In April, a high official of the European Union called for member-nations to subsidize "vacations" for seniors, the disabled and those too poor to afford one. Said Commissioner (for enterprise and industry) Antonio Tajani, "Traveling for tourism today is a right."
In April, the town of Olathe, Kan., became the second city in two years to settle lawsuits filed by citizens who were arrested for flashing their middle fingers at police officers, thus appearing to acknowledge that flipping the bird contemptuously at a cop is expressive conduct protected by the First Amendment. (Philadelphia paid out $50,000; Olathe, one-sixteenth the size, paid out $5,000.)
The Westboro Baptist Church of Topeka, Kan., famously pickets targets around the country with explicit anti-homosexuality signs and recently chose as venues the funerals of deceased U.S. soldiers and Marines (calling such deaths God's punishment for America's acceptance of gays and lesbians). One grieving Marine family in York, Pa., filed a lawsuit accusing Westboro of "intentional infliction of emotional distress" by picketing their son's 2006 funeral, but a U.S. Court of Appeals ruled in March that such protests are protected by the First Amendment. Piling on, the Court added that the grieving family must also pay Westboro $16,510 to cover its costs in having to defend the lawsuit.
Baltimore County (Md.) Judge Darrell Russell Jr., presiding over a March domestic violence case in which the woman obviously had changed her mind about blaming the boyfriend, performed the couple's marriage ceremony in his chambers after temporarily halting the boyfriend's trial. Earlier, Judge Russell had informed the woman that she could not refuse to testify based on "marital privilege" because she and the boyfriend were not married. Consequently, as the trial started, she asked the judge to marry them. After the ceremony, she was then granted the "marital privilege," and the judge dismissed the charge for lack of evidence. (Russell has now been reassigned to less important cases.)

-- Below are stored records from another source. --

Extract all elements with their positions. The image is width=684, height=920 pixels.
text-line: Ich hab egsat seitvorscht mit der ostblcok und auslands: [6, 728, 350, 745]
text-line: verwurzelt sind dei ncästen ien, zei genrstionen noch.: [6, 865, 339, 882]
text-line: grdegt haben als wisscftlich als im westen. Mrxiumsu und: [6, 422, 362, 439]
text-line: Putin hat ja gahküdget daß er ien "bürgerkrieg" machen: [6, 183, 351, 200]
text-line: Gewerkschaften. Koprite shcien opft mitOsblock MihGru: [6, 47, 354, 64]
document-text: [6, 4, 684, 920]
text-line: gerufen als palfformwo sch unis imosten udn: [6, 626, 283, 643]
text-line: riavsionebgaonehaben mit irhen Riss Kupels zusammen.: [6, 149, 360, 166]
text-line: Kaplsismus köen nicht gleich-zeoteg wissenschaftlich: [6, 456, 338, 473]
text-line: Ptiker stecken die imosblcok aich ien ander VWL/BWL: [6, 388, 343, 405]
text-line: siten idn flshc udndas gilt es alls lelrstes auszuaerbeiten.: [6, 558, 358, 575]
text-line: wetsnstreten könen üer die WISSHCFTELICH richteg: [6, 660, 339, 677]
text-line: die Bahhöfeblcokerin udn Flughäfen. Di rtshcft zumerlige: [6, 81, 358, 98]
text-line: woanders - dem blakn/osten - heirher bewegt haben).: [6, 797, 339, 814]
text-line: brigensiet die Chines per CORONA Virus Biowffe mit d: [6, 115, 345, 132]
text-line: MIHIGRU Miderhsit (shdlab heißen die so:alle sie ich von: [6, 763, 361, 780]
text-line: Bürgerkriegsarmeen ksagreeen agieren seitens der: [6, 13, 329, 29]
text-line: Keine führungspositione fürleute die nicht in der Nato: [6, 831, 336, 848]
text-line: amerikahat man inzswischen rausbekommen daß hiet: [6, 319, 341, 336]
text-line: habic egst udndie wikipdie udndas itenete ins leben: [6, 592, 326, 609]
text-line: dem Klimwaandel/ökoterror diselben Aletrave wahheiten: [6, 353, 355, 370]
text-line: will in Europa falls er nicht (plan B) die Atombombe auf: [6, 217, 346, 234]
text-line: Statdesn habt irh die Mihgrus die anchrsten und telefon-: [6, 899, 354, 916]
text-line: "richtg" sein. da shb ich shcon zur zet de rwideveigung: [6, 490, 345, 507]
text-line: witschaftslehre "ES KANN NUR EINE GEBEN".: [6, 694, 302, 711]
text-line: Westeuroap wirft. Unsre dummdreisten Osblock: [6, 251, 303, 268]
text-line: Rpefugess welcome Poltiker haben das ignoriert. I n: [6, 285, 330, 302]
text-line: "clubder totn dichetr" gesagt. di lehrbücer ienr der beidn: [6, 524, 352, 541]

When Joseph Velardo, 28, was arrested in Port St. Lucie, Fla., in April after shoplifting items from a Staples store, he for some reason expressed relief that the charges would prevent him from being accepted by law schools. He explained that, since the value of the goods was over the $300 line that separates a mere misdemeanor from a 3rd-degree felony, law schools, thankfully, could no longer accept him. While officers were busy being puzzled about all that, the Staples manager told the police that the actual value of Velardo's take was $276.88.
Justin Massler, 27, charged with criminal stalking of 28-year-old businesswoman-heiress Ivanka Trump, was released on bail but explained to a New York Daily News reporter that he intended to alter his approach. Instead of imposing himself on Trump, he said he would "become like a big-time millionaire, real estate mogul, so she contacts me."
Sweden's Metro newspaper reported in that a 21-year-old inmate at Kirseberg prison faces discipline for continuing his protests against jail conditions by aiming his gas-passing directly at guards.